Découvrir le Lindfield Victorian House Museum

En cette veille de week-end, 

J’ai envie de vous faire découvrir 

un trésor


Il s’agit d’un musée : le Lindfield Victorian House Museum, situé au 72 Richmond Avenue dans le quartier d’Auckland Park, au coeur de Johannesburg.

L’une des dernières maisons victoriennes d’époque que la trépidante vie moderne de cette immense ville n’a pas encore fait disparaitre. 
Elle résiste envers et contre tout à l’envahisseur de béton, cernée par les gratte-ciels. 
Elle est là avec son ravissant et bucolique jardin, comme un petit ilot, perdue hors du temps et de l’espace, dans son jus comme on dit : intacte et quasi inchangée depuis plus de cent ans. 

Katharine LOVE – ça ne s’invente pas – est la dame qui effectue – pour une somme modique – les visites de ce petit joyaux historique. 
Elle y réside encore, comme avant elle sa grand-mère puis sa mère, installées là dans les années 1960, descendantes d’une famille britannique arrivée en Afrique du Sud à la fin du 19ème siècle.
Irréelle, sans que l’on sache vraiment si elle est juste un souvenir, un fantôme du temps passé ou la véritable habitante du lieu, elle vous reçoit uniquement sur rendez-vous (pour la contacter, c’est ici) en tenue d’époque et vous fera déambuler dans sa maison. 
La visite dure en général une heure et demie ou deux heures, mais face à des personnes curieuses et intéressées, elle peut prendre une matinée entière ! 

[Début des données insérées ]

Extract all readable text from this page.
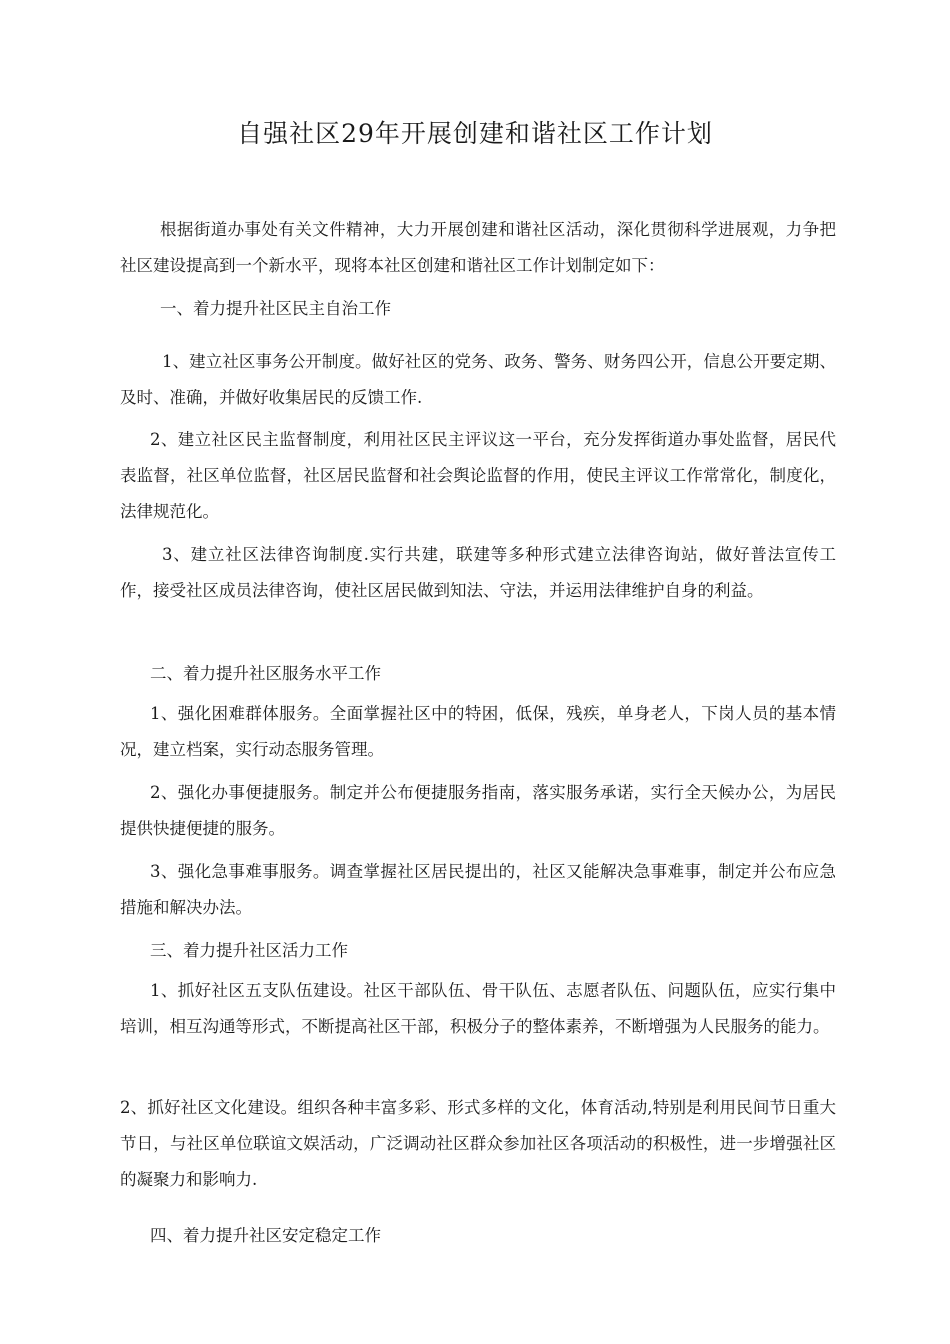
自强社区29年开展创建和谐社区工作计划
根据街道办事处有关文件精神，大力开展创建和谐社区活动，深化贯彻科学进展观，力争把社区建设提高到一个新水平，现将本社区创建和谐社区工作计划制定如下：
一、着力提升社区民主自治工作
1、建立社区事务公开制度。做好社区的党务、政务、警务、财务四公开，信息公开要定期、及时、准确，并做好收集居民的反馈工作.
2、建立社区民主监督制度，利用社区民主评议这一平台，充分发挥街道办事处监督，居民代表监督，社区单位监督，社区居民监督和社会舆论监督的作用，使民主评议工作常常化，制度化，法律规范化。
3、建立社区法律咨询制度.实行共建，联建等多种形式建立法律咨询站，做好普法宣传工作，接受社区成员法律咨询，使社区居民做到知法、守法，并运用法律维护自身的利益。
二、着力提升社区服务水平工作
1、强化困难群体服务。全面掌握社区中的特困，低保，残疾，单身老人，下岗人员的基本情况，建立档案，实行动态服务管理。
2、强化办事便捷服务。制定并公布便捷服务指南，落实服务承诺，实行全天候办公，为居民提供快捷便捷的服务。
3、强化急事难事服务。调查掌握社区居民提出的，社区又能解决急事难事，制定并公布应急措施和解决办法。
三、着力提升社区活力工作
1、抓好社区五支队伍建设。社区干部队伍、骨干队伍、志愿者队伍、问题队伍，应实行集中培训，相互沟通等形式，不断提高社区干部，积极分子的整体素养，不断增强为人民服务的能力。
2、抓好社区文化建设。组织各种丰富多彩、形式多样的文化，体育活动,特别是利用民间节日重大节日，与社区单位联谊文娱活动，广泛调动社区群众参加社区各项活动的积极性，进一步增强社区的凝聚力和影响力.
四、着力提升社区安定稳定工作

Exceptionnel puits de science, Katharine est probablement l’une des plus grandes spécialistes internationales de l’ère victorienne : elle est capable de vous parler de n’importe quel pan de cette époque, culture, histoire, étiquette, mobilier, peintures, faïences, mode, instruments, littérature … 
Absolument intarissable sur le sujet, elle connait également dans le détail l’histoire de chacune des dizaines de milliers – oui, oui… – d’objets qui composent ce musée vivant d’exception. 
Certains sont hérités de sa famille, mais la majeure partie est une collection commencée par sa mère et que Katharine continue d’agrandir chaque semaine en chinant partout où cela est possible. 

Et la réponse est oui, elle les a tous lus…
On y trouve des meubles, des pièces d’art, ainsi que des objets rares et autres bibelots depuis longtemps tombés en désuétude mais qui semblent pourtant, lorsqu’elle en parle, d’une époustouflante modernité. 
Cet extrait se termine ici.